World leaders, friends and family of Madeleine Albright came together to celebrate the life of the nation’s first woman secretary of state. A history-making Black woman astronaut is headed to the International Space Station. And a city in Texas is embracing bitcoin with a mine of its very own.
👋 Laura here, it’s Wednesday, here’s all the news you need to know.
But first, later, gator? 🐊 Say it ain’t so. According to a new study, one-fifth of all reptile species are under threat of extinction.
The MLB’s major baseball problem
why is everybody furious about MLB’s baseballs? There’s only one thing certain about the baseballs trotted out through nearly one month of Major League Baseball games this season. Everybody hates them. Hitters hate them: With offense once again reaching historic lows, sluggers insist the MLB is still using two balls and overcorrecting for the juiced-ball season of 2019. Pitchers hate them: With “sticky substances” banned and frigid weather from coast to coast, gripping the newer, slicker ball has proven challenging and at times dangerous. Just ask the New York Mets: All-Stars Francisco Lindor and Pete Alonso were struck in the face by pitches two games into the season (their protective flaps preventing serious injury) and Alonso was hit again, up and in, on Tuesday night, leading pitcher Chris Bassitt to rail against the inconsistencies and unreliabilities of MLB’s most essential product. More about what to make of it all.
‘Her story was America’s story’
On Wednesday, the nation’s most powerful Democrats for the past quarter-century, world leaders, friends and family of Albright celebrated the life of the nation’s first woman secretary of state, who arrived in the US as a young girl from war-torn Czechoslovakia before becoming a trailblazing diplomat and icon. “In the 20th and 21st century, freedom had no greater champion than Madeleine Korbel Albright,” said President Joe Biden, eulogizing Albright at her funeral at Washington National Cathedral. “Madeline understood her story was America’s story,” Biden said. More than 1,400 people, each wearing face masks at the request of the Albright family, packed the cathedral. Biden sat in the front row next to Barack Obama, Michelle Obama, Bill Clinton, Hillary Clinton, Chelsea Clinton and Al Gore. Albright died on March 23 at 84 years old after a fight with cancer, leaving a legacy as a defender of democracy, human rights and peace.

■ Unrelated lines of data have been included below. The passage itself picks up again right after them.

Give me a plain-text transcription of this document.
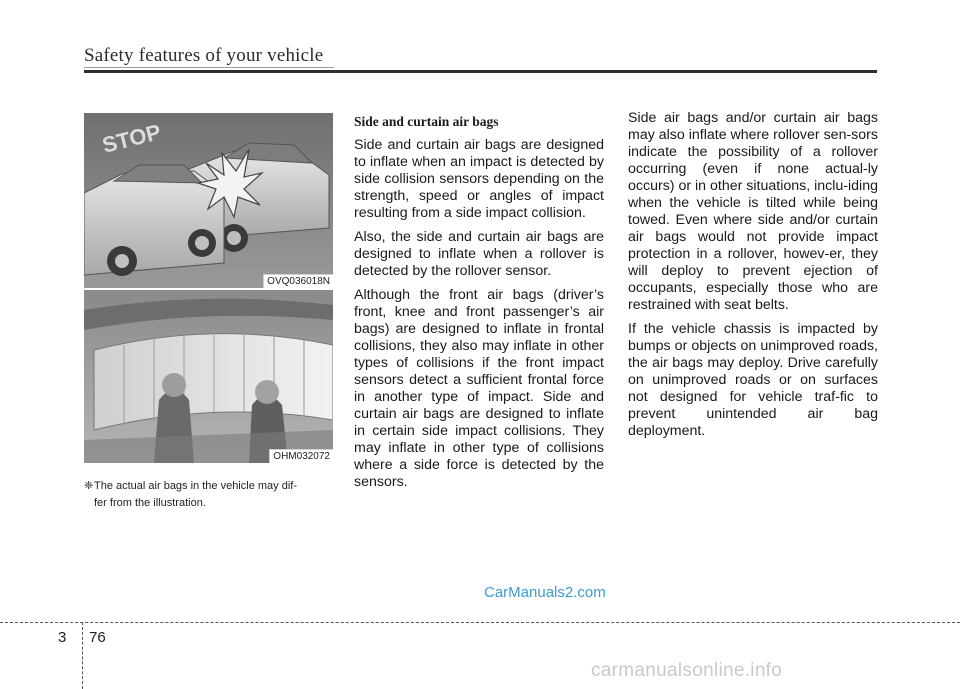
Safety features of your vehicle
STOP
OVQ036018N
OHM032072
❈The actual air bags in the vehicle may dif-
fer from the illustration.
Side and curtain air bags

Side and curtain air bags are designed to inflate when an impact is detected by side collision sensors depending on the strength, speed or angles of impact resulting from a side impact collision.

Also, the side and curtain air bags are designed to inflate when a rollover is detected by the rollover sensor.

Although the front air bags (driver’s front, knee and front passenger’s air bags) are designed to inflate in frontal collisions, they also may inflate in other types of collisions if the front impact sensors detect a sufficient frontal force in another type of impact. Side and curtain air bags are designed to inflate in certain side impact collisions. They may inflate in other type of collisions where a side force is detected by the sensors.

Side air bags and/or curtain air bags may also inflate where rollover sen-sors indicate the possibility of a rollover occurring (even if none actual-ly occurs) or in other situations, inclu-iding when the vehicle is tilted while being towed. Even where side and/or curtain air bags would not provide impact protection in a rollover, howev-er, they will deploy to prevent ejection of occupants, especially those who are restrained with seat belts.

If the vehicle chassis is impacted by bumps or objects on unimproved roads, the air bags may deploy. Drive carefully on unimproved roads or on surfaces not designed for vehicle traf-fic to prevent unintended air bag deployment.

CarManuals2.com
3 76
carmanualsonline.info
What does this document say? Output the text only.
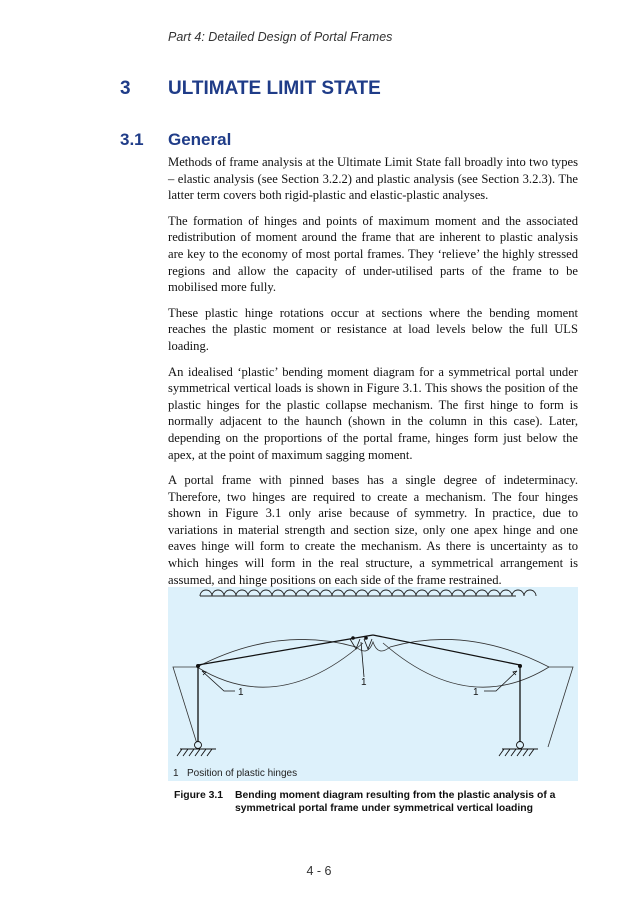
Part 4: Detailed Design of Portal Frames
3 ULTIMATE LIMIT STATE
3.1 General

Methods of frame analysis at the Ultimate Limit State fall broadly into two types – elastic analysis (see Section 3.2.2) and plastic analysis (see Section 3.2.3). The latter term covers both rigid-plastic and elastic-plastic analyses.

The formation of hinges and points of maximum moment and the associated redistribution of moment around the frame that are inherent to plastic analysis are key to the economy of most portal frames. They ‘relieve’ the highly stressed regions and allow the capacity of under-utilised parts of the frame to be mobilised more fully.

These plastic hinge rotations occur at sections where the bending moment reaches the plastic moment or resistance at load levels below the full ULS loading.

An idealised ‘plastic’ bending moment diagram for a symmetrical portal under symmetrical vertical loads is shown in Figure 3.1. This shows the position of the plastic hinges for the plastic collapse mechanism. The first hinge to form is normally adjacent to the haunch (shown in the column in this case). Later, depending on the proportions of the portal frame, hinges form just below the apex, at the point of maximum sagging moment.

A portal frame with pinned bases has a single degree of indeterminacy. Therefore, two hinges are required to create a mechanism. The four hinges shown in Figure 3.1 only arise because of symmetry. In practice, due to variations in material strength and section size, only one apex hinge and one eaves hinge will form to create the mechanism. As there is uncertainty as to which hinges will form in the real structure, a symmetrical arrangement is assumed, and hinge positions on each side of the frame restrained.

1
1
1
1 Position of plastic hinges
Figure 3.1	Bending moment diagram resulting from the plastic analysis of a symmetrical portal frame under symmetrical vertical loading
4 - 6
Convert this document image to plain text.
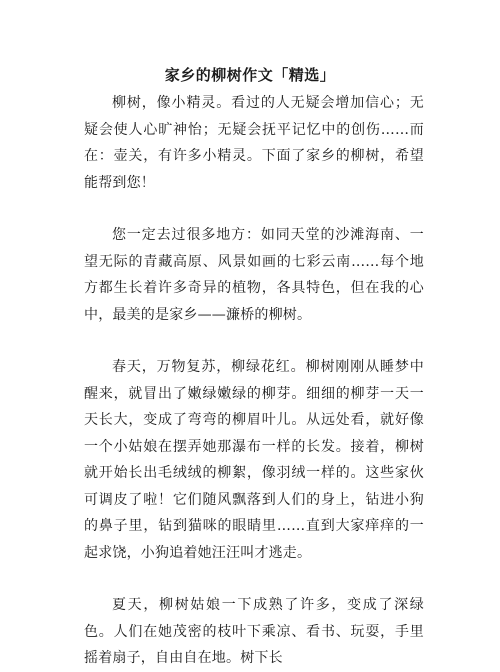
家乡的柳树作文「精选」

柳树，像小精灵。看过的人无疑会增加信心；无疑会使人心旷神怡；无疑会抚平记忆中的创伤……而在：壶关，有许多小精灵。下面了家乡的柳树，希望能帮到您！

您一定去过很多地方：如同天堂的沙滩海南、一望无际的青藏高原、风景如画的七彩云南……每个地方都生长着许多奇异的植物，各具特色，但在我的心中，最美的是家乡——濂桥的柳树。

春天，万物复苏，柳绿花红。柳树刚刚从睡梦中醒来，就冒出了嫩绿嫩绿的柳芽。细细的柳芽一天一天长大，变成了弯弯的柳眉叶儿。从远处看，就好像一个小姑娘在摆弄她那瀑布一样的长发。接着，柳树就开始长出毛绒绒的柳絮，像羽绒一样的。这些家伙可调皮了啦！它们随风飘落到人们的身上，钻进小狗的鼻子里，钻到猫咪的眼睛里……直到大家痒痒的一起求饶，小狗追着她汪汪叫才逃走。

夏天，柳树姑娘一下成熟了许多，变成了深绿色。人们在她茂密的枝叶下乘凉、看书、玩耍，手里摇着扇子，自由自在地。树下长
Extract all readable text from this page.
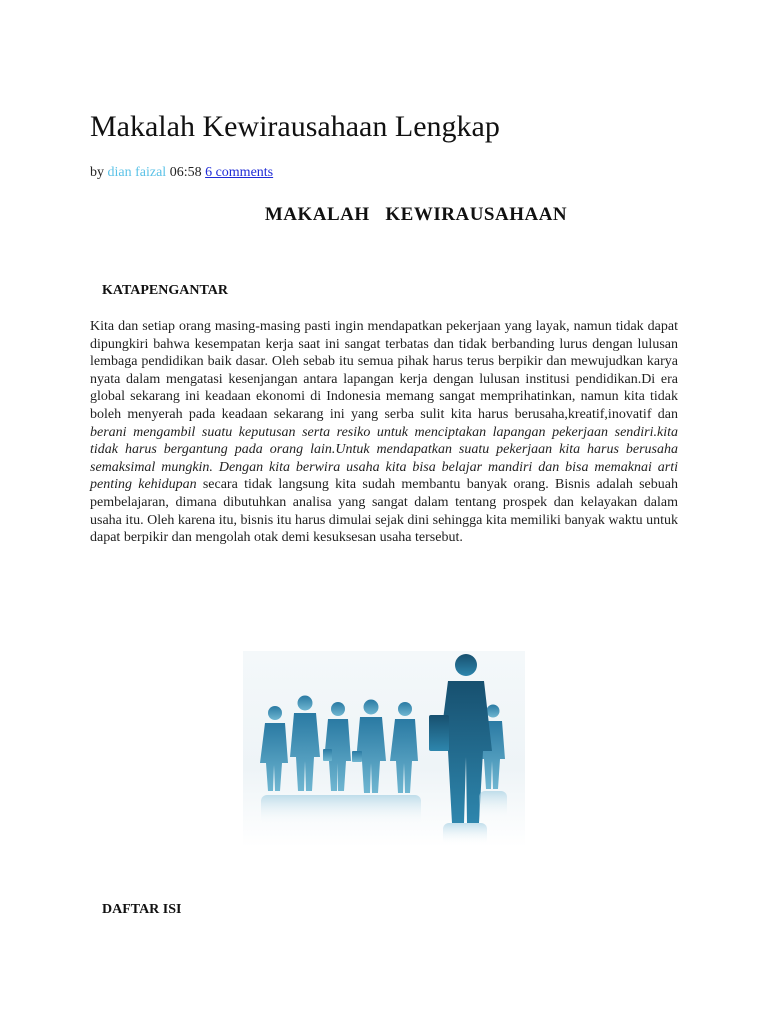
Makalah Kewirausahaan Lengkap
by dian faizal 06:58 6 comments
MAKALAH   KEWIRAUSAHAAN
KATAPENGANTAR

Kita dan setiap orang masing-masing pasti ingin mendapatkan pekerjaan yang layak, namun tidak dapat dipungkiri bahwa kesempatan kerja saat ini sangat terbatas dan tidak berbanding lurus dengan lulusan lembaga pendidikan baik dasar. Oleh sebab itu semua pihak harus terus berpikir dan mewujudkan karya nyata dalam mengatasi kesenjangan antara lapangan kerja dengan lulusan institusi pendidikan.Di era global sekarang ini keadaan ekonomi di Indonesia memang sangat memprihatinkan, namun kita tidak boleh menyerah pada keadaan sekarang ini yang serba sulit kita harus berusaha,kreatif,inovatif dan berani mengambil suatu keputusan serta resiko untuk menciptakan lapangan pekerjaan sendiri.kita tidak harus bergantung pada orang lain.Untuk mendapatkan suatu pekerjaan kita harus berusaha semaksimal mungkin. Dengan kita berwira usaha kita bisa belajar mandiri dan bisa memaknai arti penting kehidupan secara tidak langsung kita sudah membantu banyak orang. Bisnis adalah sebuah pembelajaran, dimana dibutuhkan analisa yang sangat dalam tentang prospek dan kelayakan dalam usaha itu. Oleh karena itu, bisnis itu harus dimulai sejak dini sehingga kita memiliki banyak waktu untuk dapat berpikir dan mengolah otak demi kesuksesan usaha tersebut.

DAFTAR ISI
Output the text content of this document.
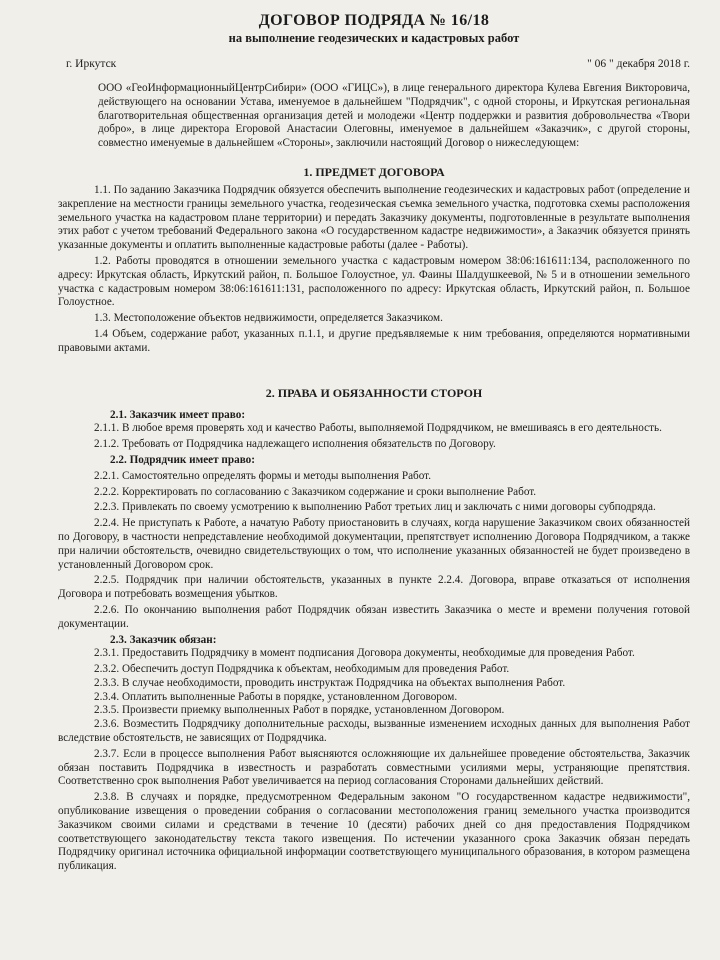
ДОГОВОР ПОДРЯДА № 16/18
на выполнение геодезических и кадастровых работ
г. Иркутск	" 06 " декабря 2018 г.

ООО «ГеоИнформационныйЦентрСибири» (ООО «ГИЦС»), в лице генерального директора Кулева Евгения Викторовича, действующего на основании Устава, именуемое в дальнейшем "Подрядчик", с одной стороны, и Иркутская региональная благотворительная общественная организация детей и молодежи «Центр поддержки и развития добровольчества «Твори добро», в лице директора Егоровой Анастасии Олеговны, именуемое в дальнейшем «Заказчик», с другой стороны, совместно именуемые в дальнейшем «Стороны», заключили настоящий Договор о нижеследующем:

1. ПРЕДМЕТ ДОГОВОРА

1.1. По заданию Заказчика Подрядчик обязуется обеспечить выполнение геодезических и кадастровых работ (определение и закрепление на местности границы земельного участка, геодезическая съемка земельного участка, подготовка схемы расположения земельного участка на кадастровом плане территории) и передать Заказчику документы, подготовленные в результате выполнения этих работ с учетом требований Федерального закона «О государственном кадастре недвижимости», а Заказчик обязуется принять указанные документы и оплатить выполненные кадастровые работы (далее - Работы).

1.2. Работы проводятся в отношении земельного участка с кадастровым номером 38:06:161611:134, расположенного по адресу: Иркутская область, Иркутский район, п. Большое Голоустное, ул. Фаины Шалдушкеевой, № 5 и в отношении земельного участка с кадастровым номером 38:06:161611:131, расположенного по адресу: Иркутская область, Иркутский район, п. Большое Голоустное.

1.3. Местоположение объектов недвижимости, определяется Заказчиком.

1.4 Объем, содержание работ, указанных п.1.1, и другие предъявляемые к ним требования, определяются нормативными правовыми актами.

2. ПРАВА И ОБЯЗАННОСТИ СТОРОН

2.1. Заказчик имеет право:

2.1.1. В любое время проверять ход и качество Работы, выполняемой Подрядчиком, не вмешиваясь в его деятельность.

2.1.2. Требовать от Подрядчика надлежащего исполнения обязательств по Договору.

2.2. Подрядчик имеет право:

2.2.1. Самостоятельно определять формы и методы выполнения Работ.

2.2.2. Корректировать по согласованию с Заказчиком содержание и сроки выполнение Работ.

2.2.3. Привлекать по своему усмотрению к выполнению Работ третьих лиц и заключать с ними договоры субподряда.

2.2.4. Не приступать к Работе, а начатую Работу приостановить в случаях, когда нарушение Заказчиком своих обязанностей по Договору, в частности непредставление необходимой документации, препятствует исполнению Договора Подрядчиком, а также при наличии обстоятельств, очевидно свидетельствующих о том, что исполнение указанных обязанностей не будет произведено в установленный Договором срок.

2.2.5. Подрядчик при наличии обстоятельств, указанных в пункте 2.2.4. Договора, вправе отказаться от исполнения Договора и потребовать возмещения убытков.

2.2.6. По окончанию выполнения работ Подрядчик обязан известить Заказчика о месте и времени получения готовой документации.

2.3. Заказчик обязан:

2.3.1. Предоставить Подрядчику в момент подписания Договора документы, необходимые для проведения Работ.

2.3.2. Обеспечить доступ Подрядчика к объектам, необходимым для проведения Работ.

2.3.3. В случае необходимости, проводить инструктаж Подрядчика на объектах выполнения Работ.

2.3.4. Оплатить выполненные Работы в порядке, установленном Договором.

2.3.5. Произвести приемку выполненных Работ в порядке, установленном Договором.

2.3.6. Возместить Подрядчику дополнительные расходы, вызванные изменением исходных данных для выполнения Работ вследствие обстоятельств, не зависящих от Подрядчика.

2.3.7. Если в процессе выполнения Работ выясняются осложняющие их дальнейшее проведение обстоятельства, Заказчик обязан поставить Подрядчика в известность и разработать совместными усилиями меры, устраняющие препятствия. Соответственно срок выполнения Работ увеличивается на период согласования Сторонами дальнейших действий.

2.3.8. В случаях и порядке, предусмотренном Федеральным законом "О государственном кадастре недвижимости", опубликование извещения о проведении собрания о согласовании местоположения границ земельного участка производится Заказчиком своими силами и средствами в течение 10 (десяти) рабочих дней со дня предоставления Подрядчиком соответствующего законодательству текста такого извещения. По истечении указанного срока Заказчик обязан передать Подрядчику оригинал источника официальной информации соответствующего муниципального образования, в котором размещена публикация.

What everyone’s talking about
The Short List is free, but several stories we link to are subscriber-only. Consider supporting our journalism and become a USA TODAY digital subscriber today.
Silenced by Putin
During Russian President Vladimir Putin’s rise to power and fortune, he and his associates are suspected of silencing some of those who raised questions about the source of his apparent wealth. Potentially dozens of people have been killed or survived poisonings and other assassination attempts or have had their investigations blocked or shut down, according to USA TODAY interviews and a review of documents and reports. Untold numbers of others have long looked the other way for fear of similar retribution. Read more.
👉 News from Ukraine: Russia imposed sanctions on 287 British lawmakers, claiming they “demonize” Russia. Moscow cuts off gas to Poland, Bulgaria. Wednesday’s latest updates.
NASA crew headed to space station with a history-maker aboard
Jessica Watkins made history on Wednesday by becoming the first Black woman launched into space for an extended mission on the International Space Station. Watkins, 33, and three other astronauts rocketed into space from the Kennedy Space Center on Merritt Island, Florida, at 3:52 am EDT. The assignment meant she would be the first Black woman to join a space station crew for scientific research, station maintenance, training and more over a six-month period. Wednesday’s flight sent NASA’s Bob Hines, Kjell Lindgren and the European Space Agency’s Samantha Cristoforetti to orbit, and they’re expected to dock at the space station by Wednesday evening if schedules hold.
Fort Worth becomes first city to mine crypto
In a project Mayor Mattie Parker hopes will catch on across the nation, Fort Worth, Texas, will become the first city government in the United States to mine bitcoin. The small-scale pilot project, which was approved unanimously by a city council vote, will be primarily experimental while determining whether to dedicate significant funding. Bitcoin operates on a proof-of-work mining model, with miners around the world running high-powered computers to create new bitcoin and validate transactions. Fort Worth will have a small but mighty three-rig mine that will require professional-grade equipment, technical savviness and electricity. Bitcoin mining has major potential in the US, with a worldwide void after the Chinese government banned cryptocurrency mining in June 2021.